Stewart was explaining the difficulty of creating a precise legal definition for “hard-core pornography” or obscenity. The Court was trying to decide whether a film was legally obscene and therefore unprotected by the First Amendment.
Over time, the quote got shortened and paraphrased into versions like:
“Pornography cannot be defined, but you know it when you see it.”
“I can’t define pornography, but I know it when I see it.”
The phrase became culturally famous because it captures a broader idea: some categories are hard to define formally, yet people feel they can recognize them intuitively. It’s now used far beyond pornography law — in aesthetics, politics, AI, ethics, and everyday speech.
As an atheist, I know that this is partially hypocritical, because I'm allowing personal experience to have a lot of power in this case.
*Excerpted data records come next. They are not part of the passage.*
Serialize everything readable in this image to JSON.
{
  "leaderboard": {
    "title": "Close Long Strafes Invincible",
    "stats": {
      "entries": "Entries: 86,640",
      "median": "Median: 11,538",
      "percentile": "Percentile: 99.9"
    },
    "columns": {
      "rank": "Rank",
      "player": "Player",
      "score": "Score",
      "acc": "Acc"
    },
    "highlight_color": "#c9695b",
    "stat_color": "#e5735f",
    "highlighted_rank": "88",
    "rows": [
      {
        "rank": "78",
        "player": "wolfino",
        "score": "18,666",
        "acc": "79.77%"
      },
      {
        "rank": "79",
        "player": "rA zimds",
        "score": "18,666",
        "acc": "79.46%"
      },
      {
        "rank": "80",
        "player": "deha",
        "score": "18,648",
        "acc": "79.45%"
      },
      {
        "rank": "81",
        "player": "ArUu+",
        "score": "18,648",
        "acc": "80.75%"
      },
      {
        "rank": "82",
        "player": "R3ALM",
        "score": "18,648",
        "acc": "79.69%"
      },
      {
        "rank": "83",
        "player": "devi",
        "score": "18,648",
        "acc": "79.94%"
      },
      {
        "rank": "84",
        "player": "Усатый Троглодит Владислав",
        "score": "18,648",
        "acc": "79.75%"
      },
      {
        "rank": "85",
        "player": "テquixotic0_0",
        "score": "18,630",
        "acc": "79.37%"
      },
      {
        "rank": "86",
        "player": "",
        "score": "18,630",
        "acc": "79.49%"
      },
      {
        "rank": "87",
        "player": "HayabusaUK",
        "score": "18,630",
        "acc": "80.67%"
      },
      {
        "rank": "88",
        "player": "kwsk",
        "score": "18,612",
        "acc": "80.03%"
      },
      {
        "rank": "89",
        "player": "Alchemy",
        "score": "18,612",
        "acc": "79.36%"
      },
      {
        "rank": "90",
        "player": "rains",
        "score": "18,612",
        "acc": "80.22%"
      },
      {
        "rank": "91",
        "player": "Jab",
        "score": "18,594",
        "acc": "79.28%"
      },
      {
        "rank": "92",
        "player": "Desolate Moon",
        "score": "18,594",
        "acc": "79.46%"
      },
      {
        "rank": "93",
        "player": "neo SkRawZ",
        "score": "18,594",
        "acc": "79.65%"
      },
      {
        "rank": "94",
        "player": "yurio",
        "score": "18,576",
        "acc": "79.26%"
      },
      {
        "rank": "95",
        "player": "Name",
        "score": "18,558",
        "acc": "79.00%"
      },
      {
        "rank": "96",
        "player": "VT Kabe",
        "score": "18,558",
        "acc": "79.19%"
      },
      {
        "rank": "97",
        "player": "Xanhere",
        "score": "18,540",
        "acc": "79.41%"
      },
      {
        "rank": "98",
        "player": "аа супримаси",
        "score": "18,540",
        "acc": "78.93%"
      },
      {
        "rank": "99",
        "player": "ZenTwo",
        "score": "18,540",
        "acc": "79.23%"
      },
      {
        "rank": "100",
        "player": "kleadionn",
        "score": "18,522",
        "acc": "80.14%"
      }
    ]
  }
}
The reason it's partial though, is because I'm basing the experience on a natural phenomena.
It's easier to use the authoritarian/libertarian axis for making distinctions instead of bickering over which flavor of authoritarianism we need to oppose as if the difference really matters. But people are afraid of libertarianism. We need to pick a favorite warlord, because without warlords, warlords might take over!
lol... it is really that simple, and that silly
Words all have a important value to them. Unfortunately, this fact is increasingly overlooked, or ignored altogether in languages. Not to mention the too little attention to this subjet, or none at all, in schools.
Added to this is the fact that everyone has their own interpretation of a word, which further complicates communication.
Conclusion: Unfortunately, many people are now only able to ‘discuss’ matters with a biased judgement.
Lucky us, there is no rule without an exception. Not yet, at least...
right. stay on point. misdirection is a dirty tactic.